Traditional photoelectrochemical (PEC) systems with inorganic semiconductors as photoactive materials generally involve effortless recombination of electron-hole pairs, which greatly limit the detection sensitivity. The arrangement of multiple components with tunable bandgaps provides an effective way to accelerate charge transfer. In this work, a framework material with adjustable structure was used to promote the charge transfer in the PEC process. The framework was constructed with 9,10-di(p-carboxyphenyl)anthracene (DPA) ligands as the light collector to coordinate with Zn²⁺ nodes, which formed an electronegative metal-organic framework (ZnMOF), and showed good conductivity and PEC performance due to the π-π stacking of DPA and the intrareticular charge transfer.
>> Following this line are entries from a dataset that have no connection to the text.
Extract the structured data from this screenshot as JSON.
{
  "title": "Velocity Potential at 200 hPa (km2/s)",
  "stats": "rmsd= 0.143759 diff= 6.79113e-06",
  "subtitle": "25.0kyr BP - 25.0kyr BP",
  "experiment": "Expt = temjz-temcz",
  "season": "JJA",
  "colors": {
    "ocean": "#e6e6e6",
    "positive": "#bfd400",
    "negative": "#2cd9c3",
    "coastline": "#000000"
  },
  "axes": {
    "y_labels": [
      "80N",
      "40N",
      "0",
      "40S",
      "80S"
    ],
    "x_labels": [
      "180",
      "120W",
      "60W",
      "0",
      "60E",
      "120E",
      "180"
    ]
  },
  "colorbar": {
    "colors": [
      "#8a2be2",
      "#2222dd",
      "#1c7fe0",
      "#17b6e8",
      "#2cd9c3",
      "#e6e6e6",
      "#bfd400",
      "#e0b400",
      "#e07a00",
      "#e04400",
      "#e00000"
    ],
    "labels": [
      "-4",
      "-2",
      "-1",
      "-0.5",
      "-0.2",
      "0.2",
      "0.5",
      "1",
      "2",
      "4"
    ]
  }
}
Based on the band and charge matching of dopamine (DA) with ZnMOF, the ZnMOF modified electrode as a biosensor showed excellent PEC response to DA with good selectivity, thus realized sensitive detection of DA ranging from 0.03 to 10 μM with a detection limit of 17.7 nM. The biosensor could be used to monitor the release of DA from PC12 cells and evaluate the stimulation of K⁺ to DA release. The conductive framework material provided an approach to develop highly selective sensing platform for trace bioanalysis.

以无机半导体作为光活性材料的传统光电化学（PEC）系统通常涉及电子-空穴对的轻松重组，这极大地限制了检测灵敏度。具有可调带隙的多个组件的排列提供了一种加速电荷转移的有效方法。在这项工作中，一种结构可调的框架材料被用来促进 PEC 过程中的电荷转移。该框架以 9,10-二(对羧基苯基)蒽 (DPA) 配体作为光收集器与 Zn ^{2+配位构建}结，形成电负性金属有机框架（ZnMOF），由于DPA的π-π堆积和网状内电荷转移，表现出良好的导电性和PEC性能。基于多巴胺（DA）与ZnMOF的能带和电荷匹配，作为生物传感器的ZnMOF修饰电极对DA表现出优异的PEC响应和良好的选择性，从而实现了DA在0.03~10 μM范围内的灵敏检测，检测限为17.7纳米。该生物传感器可用于监测 DA 从 PC12 细胞中的释放，并评估 K ⁺对 DA 释放的刺激。导电框架材料提供了一种开发用于痕量生物分析的高选择性传感平台的方法。